Dès lors, Rabbi Enkaoua se consacra au développement communautaire. Il fit construire une grande synagogue qui porte encore son nom aujourd'hui et qui demeura le cœur de la vie juive de Tlemcen jusqu'à l'indépendance de l'Algérie en 1962. Il fonda également des maisons d'étude, des écoles rabbiniques, des écoles élémentaires, des bains rituels et des fours pour les matsots.
Le Beth-Din, tribunal rabbinique créé par le Rab, devint une institution majeure, gérant les affaires civiles et pénales de Tlemcen et des communautés environnantes. Des liens étroits se tissèrent avec d'autres communautés juives, notamment celle d'Alger où officiaient le Ribach (Rav Yts’hak bar Chechet) et le Rachbats (Rav Chimon Ben Tsema’h Douran), lui aussi rabbin et médecin. Un lien familial scella définitivement cette alliance lorsque Zéhrah Ben Shlomo Douran, petit-fils du Rachbats, épousa la petite-fille du Rab de Tlemcen.
Durant cette période, Rabbi Ephraïm Enkaoua rédigea un traité philosophique, "Chaar Kévod Hachem", dans la tradition de Maïmonide. Son testament spirituel résonne encore aujourd'hui : "Je vous laisse deux sources : la source d'eau pour fortifier votre corps et la source de la Torah qui symbolise la vie éternelle. La source d'eau offerte par la volonté de D... et la source de la Torah qui demande la bonne volonté de chacun de nous".

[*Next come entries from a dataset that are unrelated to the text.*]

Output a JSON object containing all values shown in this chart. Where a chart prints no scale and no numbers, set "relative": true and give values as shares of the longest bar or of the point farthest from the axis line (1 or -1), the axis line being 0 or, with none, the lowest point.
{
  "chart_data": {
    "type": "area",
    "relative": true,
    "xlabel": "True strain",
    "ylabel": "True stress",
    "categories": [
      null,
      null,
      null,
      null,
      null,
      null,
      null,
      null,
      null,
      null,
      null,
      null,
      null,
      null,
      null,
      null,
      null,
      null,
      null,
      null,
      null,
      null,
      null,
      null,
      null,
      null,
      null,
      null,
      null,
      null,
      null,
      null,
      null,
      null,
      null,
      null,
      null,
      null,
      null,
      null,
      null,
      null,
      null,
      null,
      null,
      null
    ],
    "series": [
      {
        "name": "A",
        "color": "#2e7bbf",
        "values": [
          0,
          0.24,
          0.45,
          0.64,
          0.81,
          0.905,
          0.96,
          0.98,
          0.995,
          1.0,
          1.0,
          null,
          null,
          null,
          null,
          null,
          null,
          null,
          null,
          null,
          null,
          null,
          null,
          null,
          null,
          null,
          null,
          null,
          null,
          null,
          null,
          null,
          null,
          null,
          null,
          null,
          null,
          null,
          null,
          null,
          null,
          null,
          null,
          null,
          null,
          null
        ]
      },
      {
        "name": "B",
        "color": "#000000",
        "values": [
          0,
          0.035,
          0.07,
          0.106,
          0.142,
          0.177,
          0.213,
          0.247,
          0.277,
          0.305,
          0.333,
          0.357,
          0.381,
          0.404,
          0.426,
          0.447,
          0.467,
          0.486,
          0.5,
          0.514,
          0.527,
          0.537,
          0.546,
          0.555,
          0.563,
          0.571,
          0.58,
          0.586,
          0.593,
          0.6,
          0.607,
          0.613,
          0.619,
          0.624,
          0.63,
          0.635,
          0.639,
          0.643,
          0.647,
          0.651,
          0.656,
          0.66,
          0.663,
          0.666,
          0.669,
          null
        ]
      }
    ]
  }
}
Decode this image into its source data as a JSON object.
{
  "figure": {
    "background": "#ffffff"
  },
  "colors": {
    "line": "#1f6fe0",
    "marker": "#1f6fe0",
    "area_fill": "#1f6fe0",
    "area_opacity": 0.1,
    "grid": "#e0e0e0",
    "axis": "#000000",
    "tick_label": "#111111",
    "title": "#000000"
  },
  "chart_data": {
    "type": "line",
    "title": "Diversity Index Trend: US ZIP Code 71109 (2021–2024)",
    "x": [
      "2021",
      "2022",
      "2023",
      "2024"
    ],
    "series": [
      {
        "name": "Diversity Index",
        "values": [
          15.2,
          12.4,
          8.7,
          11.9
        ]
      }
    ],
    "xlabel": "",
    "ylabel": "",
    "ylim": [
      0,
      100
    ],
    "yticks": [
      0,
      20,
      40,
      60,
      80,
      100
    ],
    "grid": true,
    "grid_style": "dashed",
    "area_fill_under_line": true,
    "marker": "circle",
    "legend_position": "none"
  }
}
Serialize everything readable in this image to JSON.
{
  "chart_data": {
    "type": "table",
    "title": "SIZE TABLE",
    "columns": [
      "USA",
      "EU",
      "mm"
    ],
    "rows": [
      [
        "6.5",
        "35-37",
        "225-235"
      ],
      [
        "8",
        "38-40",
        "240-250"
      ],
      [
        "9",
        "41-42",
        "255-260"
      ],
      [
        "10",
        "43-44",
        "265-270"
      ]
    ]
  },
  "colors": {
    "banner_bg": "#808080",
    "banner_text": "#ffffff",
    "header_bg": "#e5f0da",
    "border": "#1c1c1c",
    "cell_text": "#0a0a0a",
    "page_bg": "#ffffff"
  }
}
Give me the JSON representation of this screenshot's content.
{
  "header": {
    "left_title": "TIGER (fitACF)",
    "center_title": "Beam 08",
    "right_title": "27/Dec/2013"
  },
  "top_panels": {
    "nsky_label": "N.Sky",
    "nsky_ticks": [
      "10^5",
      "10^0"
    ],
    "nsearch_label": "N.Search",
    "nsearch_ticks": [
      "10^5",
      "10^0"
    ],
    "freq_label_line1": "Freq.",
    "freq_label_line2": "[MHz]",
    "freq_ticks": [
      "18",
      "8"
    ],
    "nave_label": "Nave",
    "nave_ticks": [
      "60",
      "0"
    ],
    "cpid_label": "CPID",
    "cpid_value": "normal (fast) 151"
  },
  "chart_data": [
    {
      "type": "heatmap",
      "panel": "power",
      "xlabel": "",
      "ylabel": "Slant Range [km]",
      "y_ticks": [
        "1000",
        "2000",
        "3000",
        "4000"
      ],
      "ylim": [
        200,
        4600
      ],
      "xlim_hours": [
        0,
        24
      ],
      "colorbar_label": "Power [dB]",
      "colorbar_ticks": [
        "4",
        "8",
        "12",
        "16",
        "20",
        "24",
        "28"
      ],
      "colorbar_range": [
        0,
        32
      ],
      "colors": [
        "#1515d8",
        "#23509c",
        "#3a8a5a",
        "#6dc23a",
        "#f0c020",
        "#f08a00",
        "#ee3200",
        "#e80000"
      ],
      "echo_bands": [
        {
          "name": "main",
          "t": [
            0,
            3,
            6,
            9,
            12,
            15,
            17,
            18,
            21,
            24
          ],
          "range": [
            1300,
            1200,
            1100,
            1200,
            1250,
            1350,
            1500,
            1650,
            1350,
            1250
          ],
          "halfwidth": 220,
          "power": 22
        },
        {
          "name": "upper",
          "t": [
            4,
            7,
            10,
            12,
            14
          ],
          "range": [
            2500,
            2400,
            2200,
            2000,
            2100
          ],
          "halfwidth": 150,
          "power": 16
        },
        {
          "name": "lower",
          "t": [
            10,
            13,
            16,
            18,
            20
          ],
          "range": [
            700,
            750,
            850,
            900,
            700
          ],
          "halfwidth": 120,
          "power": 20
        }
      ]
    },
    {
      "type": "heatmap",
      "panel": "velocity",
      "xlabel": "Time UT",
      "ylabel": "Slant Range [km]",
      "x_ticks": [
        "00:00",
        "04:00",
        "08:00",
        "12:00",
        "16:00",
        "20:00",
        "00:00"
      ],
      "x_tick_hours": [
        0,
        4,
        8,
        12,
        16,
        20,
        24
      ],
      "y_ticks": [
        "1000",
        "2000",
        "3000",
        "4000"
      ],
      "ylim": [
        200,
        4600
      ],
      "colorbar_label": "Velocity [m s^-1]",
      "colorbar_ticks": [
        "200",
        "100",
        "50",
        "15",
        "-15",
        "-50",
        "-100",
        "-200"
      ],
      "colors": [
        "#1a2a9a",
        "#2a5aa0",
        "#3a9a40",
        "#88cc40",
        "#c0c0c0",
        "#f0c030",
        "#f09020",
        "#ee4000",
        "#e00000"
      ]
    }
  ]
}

La Hiloula du Rab de Tlemcen
Rabbi Ephraïm Enkaoua fut une figure exceptionnelle en Algérie, respecté par tous. Médecin du roi, il jouissait de l'estime des autorités et de la population de Tlemcen, tant juive que musulmane. Le 1er Kislev 5203 (13 novembre 1442), il quitta ce monde et fut enterré près du vieux cimetière juif, sur la route de Hennaya, dans un espace partagé avec sa famille.
Sa renommée était telle que sa tombe devint un lieu de pèlerinage important en Afrique du Nord, attirant des foules jusqu'aux indépendances du Maroc, de la Tunisie et de l'Algérie. À proximité reposait la fille du sultan, miraculeusement guérie par ses soins.
Chaque année, sa Hiloula se célébrait conjointement avec celle de Rabbi Chimon Bar Yo'hai, le trente-troisième jour de l'Omer. Ces festivités transformaient Tlemcen pendant près d'une semaine, avec des concerts orientaux, des festins, des prières et des rassemblements où les pèlerins venaient chercher guérison, fertilité, mariage et réussite.
Même après le départ de la communauté juive et l'indépendance de l'Algérie, le tombeau de Rabbi Enkaoua demeure un symbole vivant de sainteté et de miracles, transcendant les frontières communautaires et temporelles. On peut y lire en hébreu l’épitaphe suivante : "Ici repose celui qui fut notre orgueil, notre couronne, la lumière d'Israël, notre chef et maître, versé dans les choses divines, homme miraculeux, le Grand Rabbin Ephraïm Enkaoua. Que son mérite nous protège".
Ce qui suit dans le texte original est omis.